If Mahinda Samarasinghe had remained in place, the situation might have changed, but when he left, I received no support from the ministry. A program for which there was immense demand could not be expanded, since it was not what parents wanted or what the country needed that our system was destined to grow, but rather lethargy as well as well-being of persons paid by the state, whether or not the work they perform justifies the wages paid to them.

But while I was in charge, with the support of a smart minister and the commitment of excellent English staff, especially DTET English Manager Nandana Balasooriya, I was able to make things happen rapidly. In addition to developing professional skills and developing professional skills for those who had passed the ordinary level exam, I also started an English course for those who had completed their advanced levels, advancing professional skills, which was the same as the Supplemental English Program for NVQ. Level 5 course.
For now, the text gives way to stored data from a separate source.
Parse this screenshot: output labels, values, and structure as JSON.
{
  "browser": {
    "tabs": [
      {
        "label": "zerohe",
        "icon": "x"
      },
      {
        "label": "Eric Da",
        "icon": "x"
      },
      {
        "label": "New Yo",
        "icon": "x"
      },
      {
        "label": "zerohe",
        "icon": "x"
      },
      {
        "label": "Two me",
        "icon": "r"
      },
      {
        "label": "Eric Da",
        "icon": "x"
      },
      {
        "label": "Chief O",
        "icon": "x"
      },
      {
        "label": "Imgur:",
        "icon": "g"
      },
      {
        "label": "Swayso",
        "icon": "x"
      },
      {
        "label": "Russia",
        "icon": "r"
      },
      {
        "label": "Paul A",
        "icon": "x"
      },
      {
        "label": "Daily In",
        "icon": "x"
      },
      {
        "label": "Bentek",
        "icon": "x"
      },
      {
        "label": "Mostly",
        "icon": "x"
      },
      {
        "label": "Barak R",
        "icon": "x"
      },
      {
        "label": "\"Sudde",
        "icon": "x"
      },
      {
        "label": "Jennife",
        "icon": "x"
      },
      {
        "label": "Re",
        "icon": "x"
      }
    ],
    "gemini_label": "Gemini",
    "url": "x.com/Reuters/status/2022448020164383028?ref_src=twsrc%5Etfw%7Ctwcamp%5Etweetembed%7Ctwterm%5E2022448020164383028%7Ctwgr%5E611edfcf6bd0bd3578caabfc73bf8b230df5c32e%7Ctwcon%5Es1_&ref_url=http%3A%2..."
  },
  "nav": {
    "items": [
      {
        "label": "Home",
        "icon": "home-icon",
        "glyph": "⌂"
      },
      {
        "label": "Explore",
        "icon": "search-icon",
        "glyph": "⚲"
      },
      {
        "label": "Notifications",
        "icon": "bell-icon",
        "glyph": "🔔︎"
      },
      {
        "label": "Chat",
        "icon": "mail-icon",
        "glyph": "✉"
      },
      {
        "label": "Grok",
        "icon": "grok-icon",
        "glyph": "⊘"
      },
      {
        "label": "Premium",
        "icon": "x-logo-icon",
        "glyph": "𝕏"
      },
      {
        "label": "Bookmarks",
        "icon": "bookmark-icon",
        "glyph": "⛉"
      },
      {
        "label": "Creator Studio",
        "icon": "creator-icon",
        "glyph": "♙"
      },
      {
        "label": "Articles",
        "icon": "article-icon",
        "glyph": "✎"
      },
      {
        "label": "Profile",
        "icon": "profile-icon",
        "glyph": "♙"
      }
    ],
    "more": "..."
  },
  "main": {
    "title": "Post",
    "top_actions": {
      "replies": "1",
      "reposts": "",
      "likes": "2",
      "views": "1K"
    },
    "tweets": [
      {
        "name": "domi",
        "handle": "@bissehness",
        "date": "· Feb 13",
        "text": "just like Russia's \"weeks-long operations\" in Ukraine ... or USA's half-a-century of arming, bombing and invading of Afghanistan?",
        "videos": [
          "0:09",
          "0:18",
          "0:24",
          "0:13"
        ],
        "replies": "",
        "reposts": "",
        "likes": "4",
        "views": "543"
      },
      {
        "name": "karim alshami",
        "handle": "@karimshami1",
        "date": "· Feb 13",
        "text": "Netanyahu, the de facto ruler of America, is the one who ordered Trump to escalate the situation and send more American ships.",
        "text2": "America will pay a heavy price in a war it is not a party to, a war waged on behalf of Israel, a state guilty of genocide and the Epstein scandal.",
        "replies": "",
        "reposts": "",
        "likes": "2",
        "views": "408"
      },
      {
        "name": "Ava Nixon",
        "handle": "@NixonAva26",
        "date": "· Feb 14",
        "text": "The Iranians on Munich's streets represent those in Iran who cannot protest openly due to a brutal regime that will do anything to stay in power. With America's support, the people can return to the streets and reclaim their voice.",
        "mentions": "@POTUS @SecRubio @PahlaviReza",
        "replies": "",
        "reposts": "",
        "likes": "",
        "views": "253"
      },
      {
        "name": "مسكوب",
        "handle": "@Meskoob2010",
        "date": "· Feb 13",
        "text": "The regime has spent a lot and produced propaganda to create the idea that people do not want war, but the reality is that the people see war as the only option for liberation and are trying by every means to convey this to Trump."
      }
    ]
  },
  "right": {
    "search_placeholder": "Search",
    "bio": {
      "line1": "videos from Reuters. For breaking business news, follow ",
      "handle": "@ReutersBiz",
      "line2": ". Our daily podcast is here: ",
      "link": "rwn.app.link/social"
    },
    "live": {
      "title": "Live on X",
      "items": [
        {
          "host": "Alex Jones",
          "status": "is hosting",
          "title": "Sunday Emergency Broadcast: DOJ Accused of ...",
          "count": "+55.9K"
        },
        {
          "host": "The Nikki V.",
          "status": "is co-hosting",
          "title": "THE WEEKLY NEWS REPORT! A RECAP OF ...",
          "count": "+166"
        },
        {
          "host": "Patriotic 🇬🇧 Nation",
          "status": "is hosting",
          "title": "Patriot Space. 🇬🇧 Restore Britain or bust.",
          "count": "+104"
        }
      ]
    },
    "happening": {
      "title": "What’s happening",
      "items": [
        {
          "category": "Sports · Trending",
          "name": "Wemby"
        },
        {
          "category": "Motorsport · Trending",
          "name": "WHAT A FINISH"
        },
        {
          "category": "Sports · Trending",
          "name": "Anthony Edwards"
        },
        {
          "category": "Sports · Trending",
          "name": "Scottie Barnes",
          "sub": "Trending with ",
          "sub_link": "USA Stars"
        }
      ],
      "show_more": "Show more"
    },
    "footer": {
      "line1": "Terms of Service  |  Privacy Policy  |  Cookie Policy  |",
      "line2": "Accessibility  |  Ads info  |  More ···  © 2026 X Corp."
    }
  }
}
This too has become immensely popular.

Level 5 courses, for diplomas, were only offered at colleges run by the Department of Technical Education and Training, so the Level 4 English course could only be offered at those here, but with Balasooriya’s encouragement and the enthusiastic involvement of many of his colleagues from across the country, we have been able to help hundreds of students who otherwise would have done nothing after their advanced level exams.

But sadly, after I was fired, the traditionalists dismantled all the low-key English classes I had started and didn’t care that enrollment had fallen monumentally. The only courses left for the improvement of English are now long courses without sufficient practical training, so they attract nothing like the registration which the system had obtained in that brief brilliant moment when we were able to reform so much.

Although now education has been brought together under one ministry, and there have been endless declarations about the commitment to more English in the education system, the minister – or rather the ministers because there are had several over the past three years – have no idea how this should be done and how better coordination would help resolve the issue. So their statements about the need for more and better English, and the need to have soft skills training in the system to improve employability, did not lead to a study of what has been done in the past on this. And given the lack of continuity among officials within the system, there seems to be no possibility of them being informed of what has been done in the past, so that they can replicate what has successful.

So they will try to reinvent the wheel, but since there are no more competent wheelwrights in the system, their statements will come to nothing and there will be no ideas on how to improve the system.